Atualmente há em Cunha 5.642 cabeças de porco e o município, apesar do seu enorme número de propriedades rurais, está muito longe de ser o maior produtor do estado. Em 484 estabelecimentos agropecuários há criação de suínos, o que representa apenas 21% do total de propriedades agrícolas locais. Bem distante daquilo que fomos no passado, cuja onipresença do porco era um fato distintivo do sítio caipira. Há diversas razões para essa decadência.
Já nas primeiras décadas do século XX começaram a se fixar em nossa região famílias mineiras, que foram introduzindo, pouco a pouco, a pecuária de leite e corte, de método extensivo (pastagens), a fabricação do queijo etc. Por outro lado, a suinocultura comercial, as exigências sanitárias, o automóvel e as estradas modernas puseram fim a essa época. O que era Economia virou História. Mas a deliciosa quirera com carne de porco resistiu ao tempo, porque o sabor, a suculência e a gostosura são atemporais. Ainda bem.
Referências:
ANDRADE, F. de C. D. A presença dos moinhos hidráulicos no Brasil. Anais do Museu Paulista: História e Cultura Material, v. 23, n.1, São Paulo, jan./jun., 2015.
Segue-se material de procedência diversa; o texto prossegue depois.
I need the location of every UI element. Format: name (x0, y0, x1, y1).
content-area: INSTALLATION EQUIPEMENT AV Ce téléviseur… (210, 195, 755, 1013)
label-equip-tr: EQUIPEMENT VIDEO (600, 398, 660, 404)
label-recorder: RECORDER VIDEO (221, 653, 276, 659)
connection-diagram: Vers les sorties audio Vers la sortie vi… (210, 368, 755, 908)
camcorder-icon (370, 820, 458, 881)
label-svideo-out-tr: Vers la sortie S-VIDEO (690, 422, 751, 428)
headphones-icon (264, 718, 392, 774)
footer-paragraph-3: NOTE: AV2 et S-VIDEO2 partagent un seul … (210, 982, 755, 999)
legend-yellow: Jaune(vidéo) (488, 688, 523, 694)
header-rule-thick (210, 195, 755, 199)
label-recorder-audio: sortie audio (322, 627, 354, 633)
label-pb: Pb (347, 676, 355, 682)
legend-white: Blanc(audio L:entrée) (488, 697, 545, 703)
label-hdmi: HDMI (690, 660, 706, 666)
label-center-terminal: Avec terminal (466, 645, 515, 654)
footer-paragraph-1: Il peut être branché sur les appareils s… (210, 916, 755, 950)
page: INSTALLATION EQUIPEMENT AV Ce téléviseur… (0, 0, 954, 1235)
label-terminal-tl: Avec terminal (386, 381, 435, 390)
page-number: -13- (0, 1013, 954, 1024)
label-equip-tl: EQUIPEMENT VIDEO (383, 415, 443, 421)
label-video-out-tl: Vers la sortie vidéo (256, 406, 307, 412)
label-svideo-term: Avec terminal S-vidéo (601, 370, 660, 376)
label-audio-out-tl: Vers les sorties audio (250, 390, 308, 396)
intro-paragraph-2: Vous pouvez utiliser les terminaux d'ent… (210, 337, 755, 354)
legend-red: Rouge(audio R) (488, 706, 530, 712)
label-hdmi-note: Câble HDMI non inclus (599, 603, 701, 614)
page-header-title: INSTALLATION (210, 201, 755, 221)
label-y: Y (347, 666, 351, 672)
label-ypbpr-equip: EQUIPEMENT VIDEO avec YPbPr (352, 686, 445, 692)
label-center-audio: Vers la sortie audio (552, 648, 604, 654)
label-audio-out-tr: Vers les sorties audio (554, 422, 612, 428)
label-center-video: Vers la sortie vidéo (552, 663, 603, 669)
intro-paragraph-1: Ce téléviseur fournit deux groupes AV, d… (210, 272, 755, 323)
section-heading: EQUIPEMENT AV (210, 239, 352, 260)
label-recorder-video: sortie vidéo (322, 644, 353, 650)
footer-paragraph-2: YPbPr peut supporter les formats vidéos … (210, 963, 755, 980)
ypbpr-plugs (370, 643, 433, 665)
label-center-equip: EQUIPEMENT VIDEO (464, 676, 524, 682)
DÓRIA, C. A.; BASTOS, M. C. A culinária caipira da Paulistânia: a história e as receitas de um modo antigo de comer. São Paulo: Três Estrelas, 2018.
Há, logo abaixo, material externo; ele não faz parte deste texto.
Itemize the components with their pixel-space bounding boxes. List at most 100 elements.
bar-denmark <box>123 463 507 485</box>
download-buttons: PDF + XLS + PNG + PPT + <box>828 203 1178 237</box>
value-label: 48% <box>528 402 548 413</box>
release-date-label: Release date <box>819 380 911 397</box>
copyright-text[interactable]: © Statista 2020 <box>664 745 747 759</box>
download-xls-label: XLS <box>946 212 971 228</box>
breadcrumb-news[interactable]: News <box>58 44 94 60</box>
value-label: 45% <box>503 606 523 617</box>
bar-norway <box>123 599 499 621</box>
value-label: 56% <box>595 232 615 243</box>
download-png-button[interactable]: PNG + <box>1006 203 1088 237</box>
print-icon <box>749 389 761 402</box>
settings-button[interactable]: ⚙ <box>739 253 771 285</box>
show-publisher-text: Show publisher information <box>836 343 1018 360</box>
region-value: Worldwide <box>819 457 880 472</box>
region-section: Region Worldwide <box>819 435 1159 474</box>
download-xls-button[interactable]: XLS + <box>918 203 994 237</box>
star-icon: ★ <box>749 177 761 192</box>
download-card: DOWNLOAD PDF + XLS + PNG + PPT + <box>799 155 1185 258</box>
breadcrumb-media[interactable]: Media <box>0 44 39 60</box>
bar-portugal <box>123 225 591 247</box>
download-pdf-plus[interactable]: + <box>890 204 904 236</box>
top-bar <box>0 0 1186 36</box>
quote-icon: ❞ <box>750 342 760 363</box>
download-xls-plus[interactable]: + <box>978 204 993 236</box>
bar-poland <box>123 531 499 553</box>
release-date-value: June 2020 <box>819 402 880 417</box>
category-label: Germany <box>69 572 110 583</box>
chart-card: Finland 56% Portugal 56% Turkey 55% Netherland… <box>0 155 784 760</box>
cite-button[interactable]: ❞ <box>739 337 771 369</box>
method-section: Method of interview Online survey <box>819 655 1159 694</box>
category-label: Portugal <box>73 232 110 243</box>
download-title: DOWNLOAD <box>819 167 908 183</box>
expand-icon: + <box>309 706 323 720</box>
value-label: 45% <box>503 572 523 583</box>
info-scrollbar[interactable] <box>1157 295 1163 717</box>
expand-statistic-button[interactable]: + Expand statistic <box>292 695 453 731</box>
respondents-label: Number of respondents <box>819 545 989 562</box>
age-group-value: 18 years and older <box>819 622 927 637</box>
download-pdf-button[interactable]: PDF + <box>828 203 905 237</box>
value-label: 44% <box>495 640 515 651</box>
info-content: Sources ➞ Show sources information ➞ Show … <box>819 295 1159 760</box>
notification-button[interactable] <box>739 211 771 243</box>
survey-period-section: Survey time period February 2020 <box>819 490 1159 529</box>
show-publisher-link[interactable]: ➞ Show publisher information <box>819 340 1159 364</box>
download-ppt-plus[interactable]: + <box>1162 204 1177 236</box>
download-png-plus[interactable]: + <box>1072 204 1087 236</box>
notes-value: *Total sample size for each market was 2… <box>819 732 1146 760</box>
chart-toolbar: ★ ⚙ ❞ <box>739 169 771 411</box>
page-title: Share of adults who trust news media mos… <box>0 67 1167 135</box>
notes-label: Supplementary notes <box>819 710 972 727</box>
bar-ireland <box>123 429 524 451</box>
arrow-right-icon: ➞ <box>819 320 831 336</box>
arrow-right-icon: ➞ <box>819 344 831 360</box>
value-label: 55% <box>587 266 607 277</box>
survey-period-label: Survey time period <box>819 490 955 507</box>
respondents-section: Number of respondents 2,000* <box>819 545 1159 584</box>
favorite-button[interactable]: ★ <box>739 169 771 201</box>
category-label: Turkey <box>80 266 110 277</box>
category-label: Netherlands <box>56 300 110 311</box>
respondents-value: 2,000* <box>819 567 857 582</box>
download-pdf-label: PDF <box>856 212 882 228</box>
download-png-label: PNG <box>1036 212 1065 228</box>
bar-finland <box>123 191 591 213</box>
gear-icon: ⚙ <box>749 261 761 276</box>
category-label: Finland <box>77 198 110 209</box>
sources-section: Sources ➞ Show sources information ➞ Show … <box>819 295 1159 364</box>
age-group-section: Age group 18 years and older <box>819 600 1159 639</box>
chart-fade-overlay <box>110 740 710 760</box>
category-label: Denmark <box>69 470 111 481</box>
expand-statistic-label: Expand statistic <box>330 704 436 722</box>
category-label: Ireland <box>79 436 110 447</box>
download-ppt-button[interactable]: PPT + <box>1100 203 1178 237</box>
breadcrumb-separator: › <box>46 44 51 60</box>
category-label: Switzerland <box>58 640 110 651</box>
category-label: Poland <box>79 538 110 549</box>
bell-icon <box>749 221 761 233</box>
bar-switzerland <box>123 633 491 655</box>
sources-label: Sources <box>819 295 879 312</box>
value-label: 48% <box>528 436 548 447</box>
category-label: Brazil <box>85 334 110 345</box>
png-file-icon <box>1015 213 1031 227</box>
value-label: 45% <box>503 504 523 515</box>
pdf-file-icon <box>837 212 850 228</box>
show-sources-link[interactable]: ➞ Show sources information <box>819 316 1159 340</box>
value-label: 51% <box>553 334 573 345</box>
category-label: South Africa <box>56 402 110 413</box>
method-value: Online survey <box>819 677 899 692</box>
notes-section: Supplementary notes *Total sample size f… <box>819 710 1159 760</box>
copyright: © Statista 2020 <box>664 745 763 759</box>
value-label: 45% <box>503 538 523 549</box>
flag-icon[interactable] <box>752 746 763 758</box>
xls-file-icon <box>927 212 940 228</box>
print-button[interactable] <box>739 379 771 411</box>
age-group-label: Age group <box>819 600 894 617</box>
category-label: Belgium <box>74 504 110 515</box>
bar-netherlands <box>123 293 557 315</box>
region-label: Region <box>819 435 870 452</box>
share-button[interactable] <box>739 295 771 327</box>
INSTITUTO DE GEOGRAFIA E ESTATÍSTICA (IBGE). Censo Agropecuário 2017 – Resultados definitivos. Disponível em: < https://cidades.ibge.gov.br/brasil/sp/cunha/pesquisa/24/76693 >. Acesso em: 30 mai. 2021.
MÜLLER, D. P. Ensaio d’um quadro estatístico da província de São Paulo: ordenado pelas leis provinciais de 11 de abril de 1836 e 10 de março de 1837. 3. ed. São Paulo: Governo do Estado de São Paulo, 1978.
OFÍCIOS da Câmara Municipal da Cidade de Cunha do ano de 1882.
SCHMIDT, C. B. O milho e o monjolo: aspectos da civilização do milho, técnicas, utensílios e maquinaria tradicionais. Rio de Janeiro: Ministério da Agricultura, Serviço de Informação Agrícola, 1967.
VELOSO, J. J. de O. A História de Cunha: Freguesia do Facão, A Rota de Exploração das Minas e Abastecimento de Tropas. Cunha (SP): Centro de Cultura e Tradição de Cunha, 2010.